The DJIA is the only common stock index composed of stocks that have been carefully chosen to represent the range of industries that make up the economy. Most other indexes are composed of stocks chosen using relatively simple algorithms: the S&P 500 is the top 500 US public companies by market capitalization, the NASDAQ Composite Index is all companies that trade on the NASDAQ exchange.
The 30 companies in the Dow Jones, on the other hand, have been chosen to be most representative of their respective industries. And the composition of this group is changed over time to reflect how important various industries are in the US economy.
While there's some subjectivity to this selection, and even possibly some form of self-fulfilling prophecy (adding a company to the DJIA may attract investors to it), historically the DJIA has correlated pretty well with the market as a whole. And it can be easier to understand why it moves as it does, because there are so few variables involved.

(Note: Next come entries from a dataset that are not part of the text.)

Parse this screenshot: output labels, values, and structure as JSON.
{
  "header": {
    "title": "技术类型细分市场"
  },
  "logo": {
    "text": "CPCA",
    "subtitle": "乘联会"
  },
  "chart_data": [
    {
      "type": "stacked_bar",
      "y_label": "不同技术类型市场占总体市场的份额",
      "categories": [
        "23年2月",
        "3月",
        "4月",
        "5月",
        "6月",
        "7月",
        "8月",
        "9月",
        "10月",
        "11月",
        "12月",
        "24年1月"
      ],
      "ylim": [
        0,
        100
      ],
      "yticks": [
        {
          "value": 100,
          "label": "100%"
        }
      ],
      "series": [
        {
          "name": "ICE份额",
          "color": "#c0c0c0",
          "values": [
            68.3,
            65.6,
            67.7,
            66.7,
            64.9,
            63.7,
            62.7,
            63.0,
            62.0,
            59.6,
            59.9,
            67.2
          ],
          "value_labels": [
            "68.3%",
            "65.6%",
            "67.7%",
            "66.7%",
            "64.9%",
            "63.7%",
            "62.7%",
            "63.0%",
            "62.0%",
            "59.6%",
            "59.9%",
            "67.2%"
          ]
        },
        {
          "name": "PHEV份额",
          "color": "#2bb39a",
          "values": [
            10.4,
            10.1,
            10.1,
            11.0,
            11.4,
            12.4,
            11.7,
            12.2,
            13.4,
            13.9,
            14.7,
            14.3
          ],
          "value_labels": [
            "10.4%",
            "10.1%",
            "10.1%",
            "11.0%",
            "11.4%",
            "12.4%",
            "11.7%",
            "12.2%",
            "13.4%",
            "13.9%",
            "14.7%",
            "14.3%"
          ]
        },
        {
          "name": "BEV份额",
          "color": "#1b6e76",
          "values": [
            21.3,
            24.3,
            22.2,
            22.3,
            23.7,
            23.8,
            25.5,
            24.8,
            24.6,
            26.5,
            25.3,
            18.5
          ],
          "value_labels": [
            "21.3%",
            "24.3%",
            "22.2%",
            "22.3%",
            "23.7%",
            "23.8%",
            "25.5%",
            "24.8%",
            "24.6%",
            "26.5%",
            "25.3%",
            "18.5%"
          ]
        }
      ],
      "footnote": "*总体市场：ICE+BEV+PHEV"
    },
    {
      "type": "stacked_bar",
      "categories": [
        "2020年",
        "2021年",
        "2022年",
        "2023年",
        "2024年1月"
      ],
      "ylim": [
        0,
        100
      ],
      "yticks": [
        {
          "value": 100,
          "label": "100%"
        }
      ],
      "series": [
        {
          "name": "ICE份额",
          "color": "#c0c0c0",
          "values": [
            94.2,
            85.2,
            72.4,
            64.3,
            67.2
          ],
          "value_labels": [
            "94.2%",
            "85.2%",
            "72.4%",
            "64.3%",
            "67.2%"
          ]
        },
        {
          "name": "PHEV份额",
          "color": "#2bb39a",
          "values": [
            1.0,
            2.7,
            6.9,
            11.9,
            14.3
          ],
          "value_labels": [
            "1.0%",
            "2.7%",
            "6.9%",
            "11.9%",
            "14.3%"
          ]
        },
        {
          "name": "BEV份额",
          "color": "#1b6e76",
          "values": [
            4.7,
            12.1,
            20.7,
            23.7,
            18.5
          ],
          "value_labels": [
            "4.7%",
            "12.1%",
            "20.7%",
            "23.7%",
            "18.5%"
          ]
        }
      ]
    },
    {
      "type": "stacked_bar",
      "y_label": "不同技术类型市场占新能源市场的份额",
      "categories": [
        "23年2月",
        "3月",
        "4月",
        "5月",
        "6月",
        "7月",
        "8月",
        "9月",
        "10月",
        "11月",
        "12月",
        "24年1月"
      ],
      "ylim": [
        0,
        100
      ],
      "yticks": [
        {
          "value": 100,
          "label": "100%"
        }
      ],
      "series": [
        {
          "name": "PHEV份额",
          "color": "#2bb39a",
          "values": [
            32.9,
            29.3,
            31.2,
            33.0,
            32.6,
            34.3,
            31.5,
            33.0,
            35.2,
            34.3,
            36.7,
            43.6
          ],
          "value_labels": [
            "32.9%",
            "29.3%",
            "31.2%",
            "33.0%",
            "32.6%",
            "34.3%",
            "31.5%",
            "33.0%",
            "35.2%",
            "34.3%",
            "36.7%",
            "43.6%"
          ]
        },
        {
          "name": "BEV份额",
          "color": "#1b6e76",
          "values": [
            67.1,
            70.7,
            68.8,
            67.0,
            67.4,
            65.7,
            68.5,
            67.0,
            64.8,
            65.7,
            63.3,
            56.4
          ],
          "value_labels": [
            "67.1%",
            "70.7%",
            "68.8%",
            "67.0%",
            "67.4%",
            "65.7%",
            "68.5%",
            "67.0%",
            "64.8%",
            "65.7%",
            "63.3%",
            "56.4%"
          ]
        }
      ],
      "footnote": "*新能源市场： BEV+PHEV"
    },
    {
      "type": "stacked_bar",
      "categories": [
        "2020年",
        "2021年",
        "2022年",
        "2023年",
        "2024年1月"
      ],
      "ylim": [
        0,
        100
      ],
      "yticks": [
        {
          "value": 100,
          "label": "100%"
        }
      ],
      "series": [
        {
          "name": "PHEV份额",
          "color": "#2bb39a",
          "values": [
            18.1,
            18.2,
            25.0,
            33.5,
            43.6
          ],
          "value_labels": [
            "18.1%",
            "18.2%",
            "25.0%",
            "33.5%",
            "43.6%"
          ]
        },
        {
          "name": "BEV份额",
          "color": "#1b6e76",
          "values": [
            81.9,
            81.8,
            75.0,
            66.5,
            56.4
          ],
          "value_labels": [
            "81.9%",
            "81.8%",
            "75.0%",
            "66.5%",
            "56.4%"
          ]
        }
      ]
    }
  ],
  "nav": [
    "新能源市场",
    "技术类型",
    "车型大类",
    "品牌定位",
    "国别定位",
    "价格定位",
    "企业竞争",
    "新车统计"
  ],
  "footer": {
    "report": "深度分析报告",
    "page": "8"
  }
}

It can be instructive to look at how the composition of the Dow 30 has changed. The current index is heavy in information tehnology (Apple, Microsoft, IBM, Intel, Salesforce, Cisco), financial services (Visa, Goldman Sachs, JPMorgan Chase, AmEx), health care, and retailing (although the retail sector is still all brick&mortar chains -- it can't be too long before Amazon.com joins). Many years go there was a much larger emphasis on industrial machinery and agriculture because those were much more important sectors of the US economy. General Electric was in the index since its inception (over a century), but was replaced in 2018 as they had been struggling to find their place in the 21st century economy, even though they're still an enormous company.